É difícil darmo-nos por vencidos. Recusamo-lo quando tal é evidente. Não aceitamos essa figura de ânimo leve. E porquê? Porque por norma houve uma expectativa, demasiado alta talvez, que nos fez acreditar que poderíamos conseguir, ultrapassar, vencer. Lidar com isso faz parte da vida assim como tantas outras coisas, mas acabamos sempre por perder mais tempo a chorar pelo prato derramado do que em seguir em frente. Isto porque muitas vezes fica-se na dúvida, se realmente perdemos, se realmente há uma hipótese de ainda ganhar, porque quando o objectivo é incerto e nebuloso é difícil seguir em frente, é complicado perceber em que patamar nos encontramos. Assim sendo a dificuldade maior não reside em ganhar ou perder, mas sim, em saber identificar os objectivos a que nos propomos, bem como a forma como lidamos com os mesmos. O problema no entanto, é que nem sempre escolhemos, por vezes acabamos nós por sermos escolhidos e nem sempre por aquilo que compreendemos ou estamos preparados para lidar. Talvez por isso, não seja fácil chegarmos a uma conclusão, como aquela em nos temos de conformar que, simplesmente, perdemos.

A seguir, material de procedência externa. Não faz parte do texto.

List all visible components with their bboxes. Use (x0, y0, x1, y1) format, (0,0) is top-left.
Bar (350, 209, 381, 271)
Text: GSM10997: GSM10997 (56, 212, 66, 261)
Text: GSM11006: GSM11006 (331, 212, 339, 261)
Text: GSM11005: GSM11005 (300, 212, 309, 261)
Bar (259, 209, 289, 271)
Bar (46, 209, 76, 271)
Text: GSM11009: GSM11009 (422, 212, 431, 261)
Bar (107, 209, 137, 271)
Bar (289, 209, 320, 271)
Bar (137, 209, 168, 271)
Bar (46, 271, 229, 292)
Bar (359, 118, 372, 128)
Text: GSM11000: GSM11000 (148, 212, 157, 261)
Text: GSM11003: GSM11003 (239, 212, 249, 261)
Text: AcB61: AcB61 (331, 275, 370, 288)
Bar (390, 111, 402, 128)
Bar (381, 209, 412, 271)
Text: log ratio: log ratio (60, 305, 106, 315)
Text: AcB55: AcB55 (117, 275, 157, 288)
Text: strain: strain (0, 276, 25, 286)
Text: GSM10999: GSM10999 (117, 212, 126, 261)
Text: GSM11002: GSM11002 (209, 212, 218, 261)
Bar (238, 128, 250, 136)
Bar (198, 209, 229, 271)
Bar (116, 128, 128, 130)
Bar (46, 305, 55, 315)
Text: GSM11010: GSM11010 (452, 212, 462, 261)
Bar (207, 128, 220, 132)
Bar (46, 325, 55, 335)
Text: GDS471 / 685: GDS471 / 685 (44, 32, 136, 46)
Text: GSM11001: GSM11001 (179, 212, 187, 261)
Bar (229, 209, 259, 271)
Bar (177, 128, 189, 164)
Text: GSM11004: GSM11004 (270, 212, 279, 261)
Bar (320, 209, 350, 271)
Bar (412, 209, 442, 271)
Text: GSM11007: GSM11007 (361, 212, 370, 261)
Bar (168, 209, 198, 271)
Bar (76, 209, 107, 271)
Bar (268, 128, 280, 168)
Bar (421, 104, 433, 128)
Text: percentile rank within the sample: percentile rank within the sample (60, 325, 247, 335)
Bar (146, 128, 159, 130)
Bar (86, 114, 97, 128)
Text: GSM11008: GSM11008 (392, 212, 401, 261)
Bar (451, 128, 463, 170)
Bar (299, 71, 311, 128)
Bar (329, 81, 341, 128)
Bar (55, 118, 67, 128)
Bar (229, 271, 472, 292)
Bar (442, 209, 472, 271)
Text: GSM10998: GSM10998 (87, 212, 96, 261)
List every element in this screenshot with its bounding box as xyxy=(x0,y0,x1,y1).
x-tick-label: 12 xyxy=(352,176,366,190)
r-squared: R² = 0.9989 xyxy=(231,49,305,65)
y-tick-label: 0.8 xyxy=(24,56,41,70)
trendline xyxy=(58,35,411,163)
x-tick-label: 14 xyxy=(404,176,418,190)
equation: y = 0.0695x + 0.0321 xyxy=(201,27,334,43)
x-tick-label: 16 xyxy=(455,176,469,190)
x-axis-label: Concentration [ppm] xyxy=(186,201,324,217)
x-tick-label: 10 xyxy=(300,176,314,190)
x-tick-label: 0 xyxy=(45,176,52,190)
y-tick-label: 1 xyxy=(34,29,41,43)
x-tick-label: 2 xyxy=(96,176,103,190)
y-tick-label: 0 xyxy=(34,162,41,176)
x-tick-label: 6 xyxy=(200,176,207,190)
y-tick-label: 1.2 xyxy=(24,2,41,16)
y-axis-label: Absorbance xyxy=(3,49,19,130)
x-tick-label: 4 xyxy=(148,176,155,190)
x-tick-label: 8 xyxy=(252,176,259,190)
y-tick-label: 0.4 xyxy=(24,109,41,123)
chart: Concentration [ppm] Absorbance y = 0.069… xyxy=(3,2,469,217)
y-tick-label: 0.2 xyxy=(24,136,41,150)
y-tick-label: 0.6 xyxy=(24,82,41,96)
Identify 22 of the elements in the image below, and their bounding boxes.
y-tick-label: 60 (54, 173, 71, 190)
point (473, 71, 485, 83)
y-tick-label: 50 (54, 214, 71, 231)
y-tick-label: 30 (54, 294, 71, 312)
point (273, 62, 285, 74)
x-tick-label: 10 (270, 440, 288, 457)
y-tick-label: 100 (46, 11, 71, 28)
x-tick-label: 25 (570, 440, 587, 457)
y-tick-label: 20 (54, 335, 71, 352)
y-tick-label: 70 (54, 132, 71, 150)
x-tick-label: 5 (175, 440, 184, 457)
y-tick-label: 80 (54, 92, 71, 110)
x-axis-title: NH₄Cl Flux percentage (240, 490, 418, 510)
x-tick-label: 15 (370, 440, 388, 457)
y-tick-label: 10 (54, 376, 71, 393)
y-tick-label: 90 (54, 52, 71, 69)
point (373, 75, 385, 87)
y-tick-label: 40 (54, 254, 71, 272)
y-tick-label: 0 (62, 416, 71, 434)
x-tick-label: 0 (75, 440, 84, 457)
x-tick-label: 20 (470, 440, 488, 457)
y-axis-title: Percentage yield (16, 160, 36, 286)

quarta-feira, 7 de outubro de 2015

Ser rico

Muita gente há que gostava de ser rica. No entanto existem aqueles não só não gostavam de ser ricos, como querem ser ricos. Nada há contra quem queira ser rico, há quem trabalhe, poupe, procure ter novas ideias, inovar, estudar, etc, batalhar para conseguir de alguma for ter mais do que a maioria. Contudo, muitos mais existem que nada fazem por isso, ainda que queiram ser igualmente ricos. Como não o conseguem procuram então parecer, ao invés de o ser realmente. Mudam os gestos, os preceitos, ganham preconceitos achando que assim se vão sentir mais ricos, tornando a riqueza, que é coisa material, num estado de espírito que os deforma, corrói e os transforma no mais reles excremento social, aqueles que nada têm mas que se acham superiores aos outros. Por isso exibem toda uma série de atitudes, todas, segundo os próprios, contrárias ao que um pobre supostamente faria. E no meio destas atitudes uma coloco em destaque, aquela em que eles se tornam apoiantes, senão mesmo sabujos, dos verdadeiros ricos, dos grandes barões, aqueles que na maior parte das vezes exploram os demais, inclusive, esses que tanto gostavam de ser como eles, mas só podia ser dessa forma, porque ao contrário seria coisa de pobre.